52Comme pour la genèse des jugements, Marty soutient qu’un certain nombre de représentations émergent en suivant une contrainte aveugle. Les perceptions externes et les souvenirs sont pour lui des jugements qui apparaissent de cette manière, contrairement à la perception interne, qui est toujours immédiatement évidente. Mais de mauvaises généralisations surviennent lorsque des jugements similaires, à savoir ceux qui concernent des instances particulières, se produisent ou se sont déjà produits. Il y aussi les jugements, dit Marty, qui se produisent parce qu’ils procurent du plaisir ou s’accordent avec une passion dominante. Les inférences sont des jugements qui sont causés, c’est-à-dire motivées, par d’autres jugements. Bien sûr ils peuvent ou non être corrects. Au final, un jugement peut être motivé par de simples représentations, comme cela se produit dans les jugements analytiques.
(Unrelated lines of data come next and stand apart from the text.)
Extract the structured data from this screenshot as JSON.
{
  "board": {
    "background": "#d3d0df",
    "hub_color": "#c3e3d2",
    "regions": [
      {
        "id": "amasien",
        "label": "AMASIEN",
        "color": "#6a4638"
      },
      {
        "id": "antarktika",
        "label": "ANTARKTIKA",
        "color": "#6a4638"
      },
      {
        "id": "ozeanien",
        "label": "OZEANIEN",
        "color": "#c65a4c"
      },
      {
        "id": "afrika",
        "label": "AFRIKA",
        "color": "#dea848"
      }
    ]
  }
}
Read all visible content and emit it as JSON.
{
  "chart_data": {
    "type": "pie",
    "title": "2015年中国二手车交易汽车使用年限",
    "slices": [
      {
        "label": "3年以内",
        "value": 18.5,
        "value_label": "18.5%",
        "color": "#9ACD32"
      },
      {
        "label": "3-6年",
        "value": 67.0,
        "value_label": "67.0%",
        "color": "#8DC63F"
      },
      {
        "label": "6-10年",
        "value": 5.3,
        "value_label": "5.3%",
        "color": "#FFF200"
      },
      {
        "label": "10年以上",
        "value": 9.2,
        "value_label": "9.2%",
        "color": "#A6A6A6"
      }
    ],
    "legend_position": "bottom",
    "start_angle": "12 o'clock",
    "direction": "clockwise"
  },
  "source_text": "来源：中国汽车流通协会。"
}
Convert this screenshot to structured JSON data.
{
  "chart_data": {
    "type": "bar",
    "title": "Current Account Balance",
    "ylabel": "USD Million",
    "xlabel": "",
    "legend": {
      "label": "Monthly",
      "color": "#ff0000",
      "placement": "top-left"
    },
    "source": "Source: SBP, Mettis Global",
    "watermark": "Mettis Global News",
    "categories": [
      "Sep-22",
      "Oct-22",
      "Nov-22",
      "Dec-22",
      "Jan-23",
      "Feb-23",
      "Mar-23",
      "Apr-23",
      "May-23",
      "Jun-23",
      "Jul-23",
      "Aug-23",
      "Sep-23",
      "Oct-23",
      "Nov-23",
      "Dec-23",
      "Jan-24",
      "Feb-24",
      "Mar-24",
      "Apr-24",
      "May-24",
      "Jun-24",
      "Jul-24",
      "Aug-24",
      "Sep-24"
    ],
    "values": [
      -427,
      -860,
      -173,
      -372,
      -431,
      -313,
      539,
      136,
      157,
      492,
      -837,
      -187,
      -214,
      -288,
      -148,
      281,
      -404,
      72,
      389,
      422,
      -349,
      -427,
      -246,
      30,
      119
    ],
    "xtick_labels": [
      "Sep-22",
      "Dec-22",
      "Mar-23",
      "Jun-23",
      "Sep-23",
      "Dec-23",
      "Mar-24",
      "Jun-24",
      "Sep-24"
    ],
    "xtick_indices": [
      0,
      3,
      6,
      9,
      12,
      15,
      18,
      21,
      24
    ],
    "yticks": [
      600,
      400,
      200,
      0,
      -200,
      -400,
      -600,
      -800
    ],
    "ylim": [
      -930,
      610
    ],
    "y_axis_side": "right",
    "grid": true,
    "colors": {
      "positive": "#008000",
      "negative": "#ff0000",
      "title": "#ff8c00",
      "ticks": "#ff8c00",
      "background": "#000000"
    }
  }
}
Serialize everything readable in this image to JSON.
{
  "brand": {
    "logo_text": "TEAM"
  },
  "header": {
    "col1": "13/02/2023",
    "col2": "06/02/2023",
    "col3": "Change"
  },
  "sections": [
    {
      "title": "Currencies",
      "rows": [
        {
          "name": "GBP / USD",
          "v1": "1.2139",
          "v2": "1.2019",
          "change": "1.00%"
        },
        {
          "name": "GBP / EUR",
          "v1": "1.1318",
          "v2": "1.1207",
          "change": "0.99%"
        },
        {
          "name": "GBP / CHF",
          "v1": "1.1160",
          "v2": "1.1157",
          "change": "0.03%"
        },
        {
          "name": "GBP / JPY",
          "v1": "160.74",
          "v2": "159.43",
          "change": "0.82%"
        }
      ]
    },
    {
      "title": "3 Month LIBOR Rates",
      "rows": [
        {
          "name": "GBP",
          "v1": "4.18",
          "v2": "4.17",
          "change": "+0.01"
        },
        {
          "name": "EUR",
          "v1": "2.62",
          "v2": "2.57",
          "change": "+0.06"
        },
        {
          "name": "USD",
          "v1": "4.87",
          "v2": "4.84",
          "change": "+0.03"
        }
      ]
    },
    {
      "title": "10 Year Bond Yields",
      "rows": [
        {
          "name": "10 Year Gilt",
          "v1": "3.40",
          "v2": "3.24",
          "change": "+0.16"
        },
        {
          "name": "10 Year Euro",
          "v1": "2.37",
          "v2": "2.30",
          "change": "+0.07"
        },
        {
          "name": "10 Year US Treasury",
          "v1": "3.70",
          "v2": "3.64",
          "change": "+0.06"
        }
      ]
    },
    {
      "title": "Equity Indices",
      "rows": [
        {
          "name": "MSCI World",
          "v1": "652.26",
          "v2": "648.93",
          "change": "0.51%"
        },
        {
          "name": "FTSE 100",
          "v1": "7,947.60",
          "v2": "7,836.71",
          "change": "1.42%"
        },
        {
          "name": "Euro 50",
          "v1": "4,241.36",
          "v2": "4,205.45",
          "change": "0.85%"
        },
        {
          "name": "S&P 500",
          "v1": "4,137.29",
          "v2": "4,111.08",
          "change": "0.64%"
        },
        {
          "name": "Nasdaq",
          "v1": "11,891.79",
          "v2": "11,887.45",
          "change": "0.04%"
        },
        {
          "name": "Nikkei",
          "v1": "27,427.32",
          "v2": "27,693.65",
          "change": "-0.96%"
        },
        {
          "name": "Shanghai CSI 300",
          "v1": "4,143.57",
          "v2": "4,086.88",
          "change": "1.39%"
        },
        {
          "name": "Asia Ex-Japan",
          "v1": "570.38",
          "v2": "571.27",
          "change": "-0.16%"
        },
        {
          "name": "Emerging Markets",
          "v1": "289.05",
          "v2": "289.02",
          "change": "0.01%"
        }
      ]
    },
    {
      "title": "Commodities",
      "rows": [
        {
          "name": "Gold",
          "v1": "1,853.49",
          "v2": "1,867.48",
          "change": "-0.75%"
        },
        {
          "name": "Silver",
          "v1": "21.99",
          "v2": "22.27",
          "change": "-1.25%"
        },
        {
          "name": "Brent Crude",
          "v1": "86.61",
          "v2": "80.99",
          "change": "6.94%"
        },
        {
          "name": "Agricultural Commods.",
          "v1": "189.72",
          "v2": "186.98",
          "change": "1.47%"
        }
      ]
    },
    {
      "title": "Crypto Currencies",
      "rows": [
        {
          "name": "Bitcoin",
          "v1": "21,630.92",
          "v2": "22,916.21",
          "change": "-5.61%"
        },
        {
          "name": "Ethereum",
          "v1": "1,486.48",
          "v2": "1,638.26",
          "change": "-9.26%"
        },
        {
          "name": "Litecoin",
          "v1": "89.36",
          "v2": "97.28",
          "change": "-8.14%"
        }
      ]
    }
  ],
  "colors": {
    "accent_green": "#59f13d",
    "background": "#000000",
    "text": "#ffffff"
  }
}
Le jugement qu’il n’y a pas de carrés ronds, par exemple, émerge des représentations de carré et de rond.
53Par rapport à la genèse des phénomènes d’intérêt, Marty affirme que chaque représentation est dans une certaine mesure, quoique nous ne le remarquions parfois difficilement, suivie d’un amour ou d’une haine que l’on qualifie de correcte. Si l’intérêt s’élève à un degré extraordinaire, il devient esthétique et la représentation correspondante superbe. Pourtant, il reconnaît aussi qu’il y a des plaisirs aveugles et des déplaisirs à l’intérieur du domaine d’intérêt. De tels phénomènes, s’inscrivant dans le cours des désirs, servent pour l’essentiel à la préservation de l’individu et de l’espèce, bien qu’ils puissent se produire sans la moindre conscience de cette finalité. D’autres phénomènes d’intérêt résultent de jugements plutôt que de simples représentations. C’est de cette manière que les phénomènes de volonté apparaissent selon Marty. « La volonté [Wille], écrit-il, est un désir qui est modifié d’une façon particulière par la conviction que ce qui est désiré se produira réellement comme une conséquence du désir. »63
54Les phénomènes d’intérêt, selon Marty, se produisent de façon analogue aux jugements. Lorsque de tels phénomènes sont qualifiés de corrects, leur production est analogue à celle des jugements analytiques. Il en va de même pour les phénomènes d’intérêt qui surviennent de manière aveugle, par l’instinct ou l’habitude, tout comme surviennent les jugements aveugles. En outre, à chaque fois que nous aimons ou détestons quelque chose parce que nous aimons ou détestons quelque chose d’autre, cela fonctionne de manière analogue à l’inférence dans la sphère du jugement.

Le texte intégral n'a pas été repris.